Aunque los primeros baños suelen causar nerviosismo en los padres primerizos, siguiendo ciertas pautas básicas es muy fácil convertirlo en un hábito agradable y seguro para los pequeños. 

Lo primero que debemos hacer es acondicionar el cuarto de baño para que tenga una temperatura adecuada, alrededor de 24 grados, para que el bebé no se enfríe. También es fundamental tener todo lo necesario preparado de antemano.  

No debemos dejar al bebé solo bajo ninguna circusntancia, por lo que debemos de dejar todo a mano para no tener que alejarnos. Algunas de las cosas que vas a necesitar son: bañitotoallitas húmedas, shampoo y acondicionador, pañales limpios, crema y una muda de ropa. 

Es importante emplear un bañito específico para recién nacidos hasta aproximadamente los 6 meses de vida del bebé. Antes de meter al bebé en el agua, debemos comprobar su temperatura con un termómetro de baño o con la parte interna de la muñeca, el codo o el dorso de la mano. La temperatura ideal es entre 34-37º. 

Luego debemos desvestir al bebé y limpiar suavemente la zona del pañal antes de introducirlo en la bañera, de forma suave y lentamente.
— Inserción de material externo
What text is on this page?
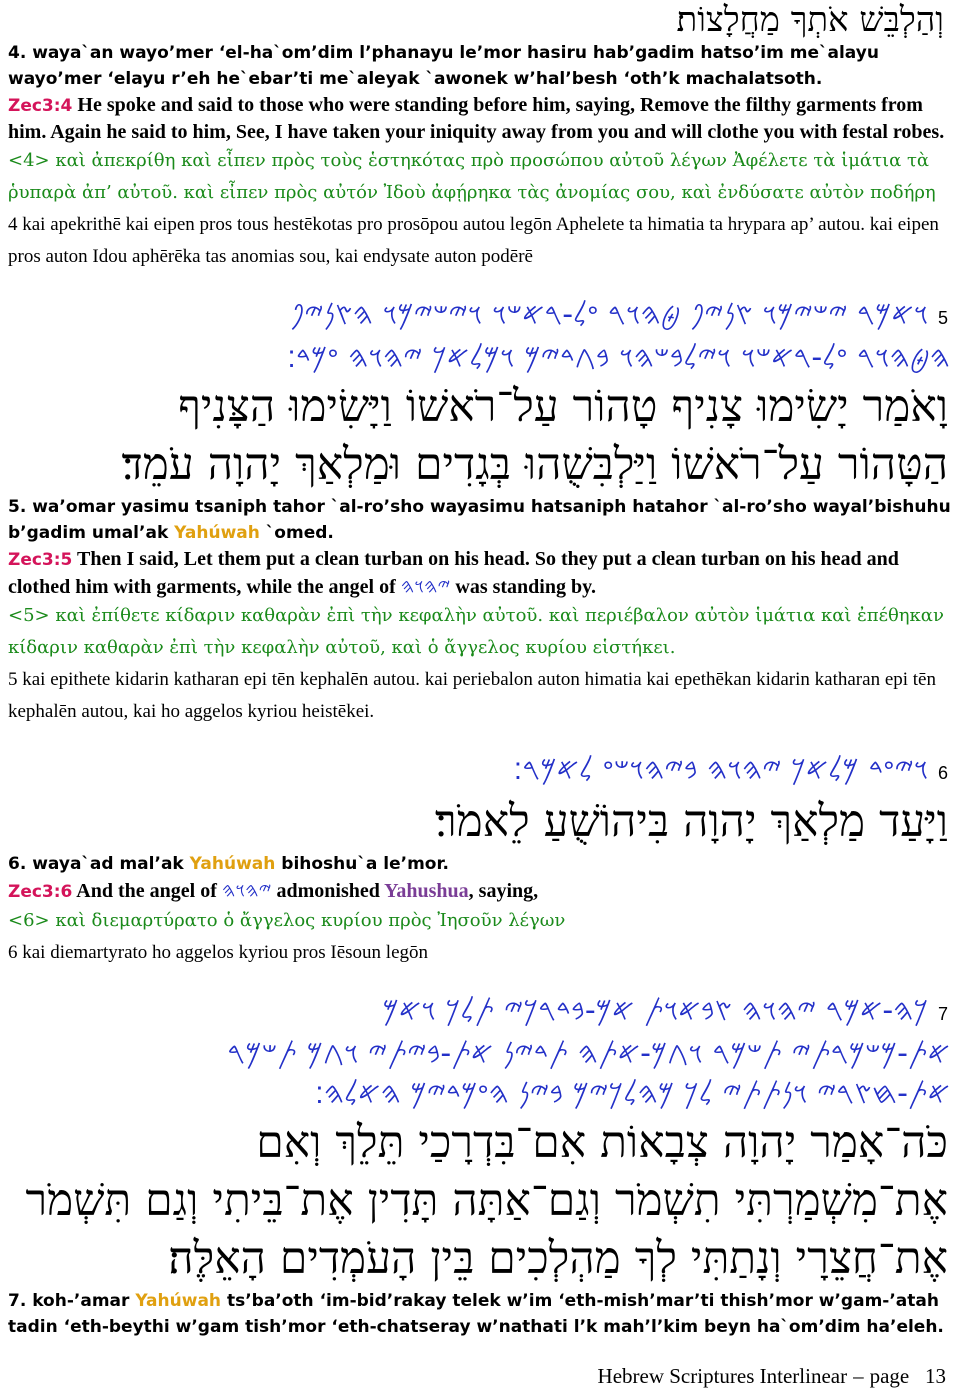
וְהַלְבֵּשׁ אֹתְךָ מַחֲלָצוֹת׃
4. waya`an wayo’mer ‘el-ha`om’dim l’phanayu le’mor hasiru hab’gadim hatso’im me`alayu wayo’mer ‘elayu r’eh he`ebar’ti me`aleyak `awonek w’hal’besh ‘oth’k machalatsoth.
Zec3:4 He spoke and said to those who were standing before him, saying, Remove the filthy garments from him. Again he said to him, See, I have taken your iniquity away from you and will clothe you with festal robes.
<4> καὶ ἀπεκρίθη καὶ εἶπεν πρὸς τοὺς ἑστηκότας πρὸ προσώπου αὐτοῦ λέγων Ἀφέλετε τὰ ἱμάτια τὰ ῥυπαρὰ ἀπ’ αὐτοῦ. καὶ εἶπεν πρὸς αὐτόν Ἰδοὺ ἀφῄρηκα τὰς ἀνομίας σου, καὶ ἐνδύσατε αὐτὸν ποδήρη
4 kai apekrithē kai eipen pros tous hestēkotas pro prosōpou autou legōn Aphelete ta himatia ta hrypara ap’ autou. kai eipen pros auton Idou aphērēka tas anomias sou, kai endysate auton podērē
5 𐤅𐤀𐤌𐤓 𐤉𐤔𐤉𐤌𐤅 𐤑𐤍𐤉𐤐 𐤈𐤄𐤅𐤓 𐤏𐤋-𐤓𐤀𐤔𐤅 𐤅𐤉𐤔𐤉𐤌𐤅 𐤄𐤑𐤍𐤉𐤐
𐤄𐤈𐤄𐤅𐤓 𐤏𐤋-𐤓𐤀𐤔𐤅 𐤅𐤉𐤋𐤁𐤔𐤄𐤅 𐤁𐤂𐤃𐤉𐤌 𐤅𐤌𐤋𐤀𐤊 𐤉𐤄𐤅𐤄 𐤏𐤌𐤃׃
וָאֹמַר יָשִׂימוּ צָנִיף טָהוֹר עַל־רֹאשׁוֹ וַיָּשִׂימוּ הַצָּנִיף
הַטָּהוֹר עַל־רֹאשׁוֹ וַיַּלְבִּשֻׁהוּ בְּגָדִים וּמַלְאַךְ יָהוָה עֹמֵד׃
5. wa’omar yasimu tsaniph tahor `al-ro’sho wayasimu hatsaniph hatahor `al-ro’sho wayal’bishuhu b’gadim umal’ak Yahúwah `omed.
Zec3:5 Then I said, Let them put a clean turban on his head. So they put a clean turban on his head and clothed him with garments, while the angel of 𐤉𐤄𐤅𐤄 was standing by.
<5> καὶ ἐπίθετε κίδαριν καθαρὰν ἐπὶ τὴν κεφαλὴν αὐτοῦ. καὶ περιέβαλον αὐτὸν ἱμάτια καὶ ἐπέθηκαν κίδαριν καθαρὰν ἐπὶ τὴν κεφαλὴν αὐτοῦ, καὶ ὁ ἄγγελος κυρίου εἱστήκει.
5 kai epithete kidarin katharan epi tēn kephalēn autou. kai periebalon auton himatia kai epethēkan kidarin katharan epi tēn kephalēn autou, kai ho aggelos kyriou heistēkei.
6 𐤅𐤉𐤏𐤃 𐤌𐤋𐤀𐤊 𐤉𐤄𐤅𐤄 𐤁𐤉𐤄𐤅𐤔𐤏 𐤋𐤀𐤌𐤓׃
וַיָּעַד מַלְאַךְ יָהוָה בִּיהוֹשֻׁעַ לֵאמֹר׃
6. waya`ad mal’ak Yahúwah bihoshu`a le’mor.
Zec3:6 And the angel of 𐤉𐤄𐤅𐤄 admonished Yahushua, saying,
<6> καὶ διεμαρτύρατο ὁ ἄγγελος κυρίου πρὸς Ἰησοῦν λέγων
6 kai diemartyrato ho aggelos kyriou pros Iēsoun legōn
7 𐤊𐤄-𐤀𐤌𐤓 𐤉𐤄𐤅𐤄 𐤑𐤁𐤀𐤅𐤕 𐤀𐤌-𐤁𐤃𐤓𐤊𐤉 𐤕𐤋𐤊 𐤅𐤀𐤌
𐤀𐤕-𐤌𐤔𐤌𐤓𐤕𐤉 𐤕𐤔𐤌𐤓 𐤅𐤂𐤌-𐤀𐤕𐤄 𐤕𐤃𐤉𐤍 𐤀𐤕-𐤁𐤉𐤕𐤉 𐤅𐤂𐤌 𐤕𐤔𐤌𐤓
𐤀𐤕-𐤇𐤑𐤓𐤉 𐤅𐤍𐤕𐤕𐤉 𐤋𐤊 𐤌𐤄𐤋𐤊𐤉𐤌 𐤁𐤉𐤍 𐤄𐤏𐤌𐤃𐤉𐤌 𐤄𐤀𐤋𐤄׃
כֹּה־אָמַר יָהוָה צְבָאוֹת אִם־בִּדְרָכַי תֵּלֵךְ וְאִם
אֶת־מִשְׁמַרְתִּי תִשְׁמֹר וְגַם־אַתָּה תָּדִין אֶת־בֵּיתִי וְגַם תִּשְׁמֹר
אֶת־חֲצֵרָי וְנָתַתִּי לְךָ מַהְלְכִים בֵּין הָעֹמְדִים הָאֵלֶּה׃
7. koh-’amar Yahúwah ts’ba’oth ‘im-bid’rakay telek w’im ‘eth-mish’mar’ti thish’mor w’gam-’atah tadin ‘eth-beythi w’gam tish’mor ‘eth-chatseray w’nathati l’k mah’l’kim beyn ha`om’dim ha’eleh.
Hebrew Scriptures Interlinear – page 13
Es fundamental mantener bien agarrada su cabeza con una mano atrás de la nuca o colocando un brazo en su espalda, de manera que el bebé apoye su cabeza en nuestro antebrazo. De esta forma, el bebé quedará  semi-incorporado y bien sujeto. 

Con la mano libre (y prescindiendo de esponjas, que resultan irritantes), iniciaremos el lavado desde arriba hacia abajo, empezando por la cabeza y acabando por los genitales. Prestaremos especial atención a las zonas que hay que revisar especialmente porque suelen acumular suciedad o sudor, como el cuello y la zona de la piel con pliegues (axilas, muslos, ingle). 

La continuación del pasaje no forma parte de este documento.